Türkiye’nin esas gündemi yoksulluk… Ne kadar insan sizden yardım alıyor? Kentin yoksulluk tablosunu nasıl özetlersiniz?
Yaklaşık 2 milyon nüfus var. Biz dedik ki, 10 bin aileye halk kart vereceğiz. İlk 6 ayda, 2019’un Ekim ayında gerçekleştirdik. 10 bin ile sınırlı kalamadık, şu anda geldiğimiz noktada bu sayı 12 binlerin üzerine çıktı. Yüzde 20 artırmak zorunda kaldık. Bu sadece bizden halk kart, aylık hesaplarına para yatar, giderler mahallenin bakkalından alışveriş ederler. Gıda maddeleri alırlar, bunun dışında biz sadece pandeminin ilk yılında 170 bin koli gıda yardımı yaptık, demek ki bu ailelerin buna ihtiyacı var. Bunun 20 bini mükerrer olsa, 150 bin aile bizden gıda yardımı aldı, tablo bu. Bizden çocuğuna mama isteyen anne de mama alabilir, ilköğretim okullarına süt gönderiyoruz, pilot bölgeler var. Görece olarak gelir düzeyi düşük ailelerin olduğu, yılda 1,5 milyon paket süt dağılıyor. Yaşlılar var, kronik rahatsızlıkları olan var, evlerine kadar sıcak yemeğini gönderiyoruz. Zaman zaman ücretsiz ekmek dağıtımı oluyor. 1 TL’ye ekmek satıyoruz, gidin ekmek kulübelerinin önüne kuyruğu görün, tablo bu. Sayılar falan havada artık çünkü dün ihtiyacı olmayan aile, bugün ihtiyaç sahibi bir aile haline geldi, tablo budur.

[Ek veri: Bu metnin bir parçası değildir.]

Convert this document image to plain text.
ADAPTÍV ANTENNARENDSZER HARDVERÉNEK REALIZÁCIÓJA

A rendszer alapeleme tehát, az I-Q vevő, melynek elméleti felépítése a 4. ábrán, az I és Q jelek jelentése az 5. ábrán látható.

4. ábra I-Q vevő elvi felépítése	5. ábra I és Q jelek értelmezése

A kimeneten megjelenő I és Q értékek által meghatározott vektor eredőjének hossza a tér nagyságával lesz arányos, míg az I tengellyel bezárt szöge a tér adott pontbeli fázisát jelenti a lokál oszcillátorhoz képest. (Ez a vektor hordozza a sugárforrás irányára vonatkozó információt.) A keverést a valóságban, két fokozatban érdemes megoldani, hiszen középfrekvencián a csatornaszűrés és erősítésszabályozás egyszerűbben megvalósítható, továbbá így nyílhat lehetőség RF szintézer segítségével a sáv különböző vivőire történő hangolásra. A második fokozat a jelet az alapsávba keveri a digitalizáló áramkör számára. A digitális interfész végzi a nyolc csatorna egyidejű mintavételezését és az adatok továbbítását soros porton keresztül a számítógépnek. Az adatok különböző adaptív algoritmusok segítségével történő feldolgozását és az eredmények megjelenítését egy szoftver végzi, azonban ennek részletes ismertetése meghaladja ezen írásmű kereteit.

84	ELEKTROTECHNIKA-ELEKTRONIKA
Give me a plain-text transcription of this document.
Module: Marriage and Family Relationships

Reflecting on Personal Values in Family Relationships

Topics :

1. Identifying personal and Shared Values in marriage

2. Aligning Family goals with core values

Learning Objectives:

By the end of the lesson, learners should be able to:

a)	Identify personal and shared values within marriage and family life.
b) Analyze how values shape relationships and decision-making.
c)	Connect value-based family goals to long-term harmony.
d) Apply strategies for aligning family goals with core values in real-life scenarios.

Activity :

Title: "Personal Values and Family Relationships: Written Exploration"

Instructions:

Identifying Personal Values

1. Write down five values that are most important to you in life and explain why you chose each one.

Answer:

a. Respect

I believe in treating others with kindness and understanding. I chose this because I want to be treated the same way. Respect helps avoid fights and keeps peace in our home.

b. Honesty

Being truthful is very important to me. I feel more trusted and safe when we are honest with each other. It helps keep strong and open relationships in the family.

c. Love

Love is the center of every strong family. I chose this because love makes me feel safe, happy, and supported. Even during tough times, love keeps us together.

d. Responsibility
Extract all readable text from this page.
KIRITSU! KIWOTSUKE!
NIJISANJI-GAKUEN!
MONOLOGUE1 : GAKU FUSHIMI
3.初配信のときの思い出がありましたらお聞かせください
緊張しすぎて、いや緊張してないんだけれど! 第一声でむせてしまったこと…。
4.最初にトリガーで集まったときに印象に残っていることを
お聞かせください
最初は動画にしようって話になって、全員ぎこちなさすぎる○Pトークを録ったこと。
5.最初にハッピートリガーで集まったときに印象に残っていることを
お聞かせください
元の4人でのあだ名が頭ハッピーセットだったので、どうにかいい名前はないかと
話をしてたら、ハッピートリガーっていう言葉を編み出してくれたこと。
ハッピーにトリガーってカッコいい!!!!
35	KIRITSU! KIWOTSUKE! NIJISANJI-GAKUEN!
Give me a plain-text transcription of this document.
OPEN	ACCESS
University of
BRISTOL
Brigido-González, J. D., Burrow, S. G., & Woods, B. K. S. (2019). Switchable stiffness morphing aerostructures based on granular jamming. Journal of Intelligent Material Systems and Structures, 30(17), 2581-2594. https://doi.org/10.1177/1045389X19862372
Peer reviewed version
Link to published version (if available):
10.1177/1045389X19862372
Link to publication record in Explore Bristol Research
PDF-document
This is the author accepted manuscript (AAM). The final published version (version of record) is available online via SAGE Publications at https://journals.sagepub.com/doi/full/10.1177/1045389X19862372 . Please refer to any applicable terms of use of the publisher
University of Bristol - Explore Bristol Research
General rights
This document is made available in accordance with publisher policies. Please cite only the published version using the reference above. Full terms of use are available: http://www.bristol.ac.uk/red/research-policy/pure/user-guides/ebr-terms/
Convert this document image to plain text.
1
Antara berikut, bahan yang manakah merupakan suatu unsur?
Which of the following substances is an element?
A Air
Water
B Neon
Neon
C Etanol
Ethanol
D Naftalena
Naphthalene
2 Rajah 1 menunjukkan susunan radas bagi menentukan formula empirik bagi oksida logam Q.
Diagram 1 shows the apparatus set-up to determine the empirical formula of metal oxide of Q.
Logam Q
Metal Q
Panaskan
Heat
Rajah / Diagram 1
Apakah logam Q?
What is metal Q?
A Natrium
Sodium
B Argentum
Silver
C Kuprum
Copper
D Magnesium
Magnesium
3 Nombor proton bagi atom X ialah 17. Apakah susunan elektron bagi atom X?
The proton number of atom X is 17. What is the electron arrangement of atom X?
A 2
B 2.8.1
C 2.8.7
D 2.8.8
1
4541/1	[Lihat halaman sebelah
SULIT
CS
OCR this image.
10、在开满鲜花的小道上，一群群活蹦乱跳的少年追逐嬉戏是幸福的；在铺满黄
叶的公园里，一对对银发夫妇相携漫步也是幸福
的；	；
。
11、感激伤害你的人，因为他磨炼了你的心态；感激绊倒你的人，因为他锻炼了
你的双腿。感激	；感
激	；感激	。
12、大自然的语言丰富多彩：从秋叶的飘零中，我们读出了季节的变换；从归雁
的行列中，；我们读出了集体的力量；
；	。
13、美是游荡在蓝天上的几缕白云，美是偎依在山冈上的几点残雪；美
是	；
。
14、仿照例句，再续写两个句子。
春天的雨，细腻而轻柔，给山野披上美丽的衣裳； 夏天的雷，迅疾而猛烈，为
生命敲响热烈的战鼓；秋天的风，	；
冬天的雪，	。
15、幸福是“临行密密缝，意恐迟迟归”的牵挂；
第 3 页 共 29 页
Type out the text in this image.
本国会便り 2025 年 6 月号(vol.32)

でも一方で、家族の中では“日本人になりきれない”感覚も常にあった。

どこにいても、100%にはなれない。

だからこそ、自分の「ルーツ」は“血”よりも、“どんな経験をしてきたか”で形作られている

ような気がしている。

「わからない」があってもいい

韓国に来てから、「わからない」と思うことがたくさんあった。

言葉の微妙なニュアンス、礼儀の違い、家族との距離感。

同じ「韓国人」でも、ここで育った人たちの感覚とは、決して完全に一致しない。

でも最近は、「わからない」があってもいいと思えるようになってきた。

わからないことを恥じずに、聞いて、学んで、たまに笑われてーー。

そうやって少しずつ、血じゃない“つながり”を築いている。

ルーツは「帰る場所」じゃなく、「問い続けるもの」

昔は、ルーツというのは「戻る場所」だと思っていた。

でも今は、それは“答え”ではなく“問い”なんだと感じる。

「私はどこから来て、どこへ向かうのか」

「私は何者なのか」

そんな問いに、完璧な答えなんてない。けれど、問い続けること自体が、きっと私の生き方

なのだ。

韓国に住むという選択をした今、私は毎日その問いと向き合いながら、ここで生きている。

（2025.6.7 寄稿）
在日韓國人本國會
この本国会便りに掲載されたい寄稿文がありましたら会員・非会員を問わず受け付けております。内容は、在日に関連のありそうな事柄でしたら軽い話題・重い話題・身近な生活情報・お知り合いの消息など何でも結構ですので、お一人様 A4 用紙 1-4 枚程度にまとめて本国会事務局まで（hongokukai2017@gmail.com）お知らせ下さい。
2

Mersin Limanı bir süredir yakalanan uyuşturucular ile gündemde. Kentin limanının böyle olaylara konu olması hakkında ne düşünüyorsunuz?
Belediye Başkanı olarak bu hoşuma gitmez. Bu daha önce de vardı Mersin’de, milletvekili olduğum dönemlerde de konuşulurdu. Meclis gündemine gelirdi bu konular, üzülürdük. Ama bu görev bana ait değil, hem İçişleri Bakanlığı hem de ilgili bakanlıklar, bu konuda gerekli tedbiri almalı. Doğu Akdeniz’in en önemli limanı burası, böyle konularla anılması benim hoşuma gitmez.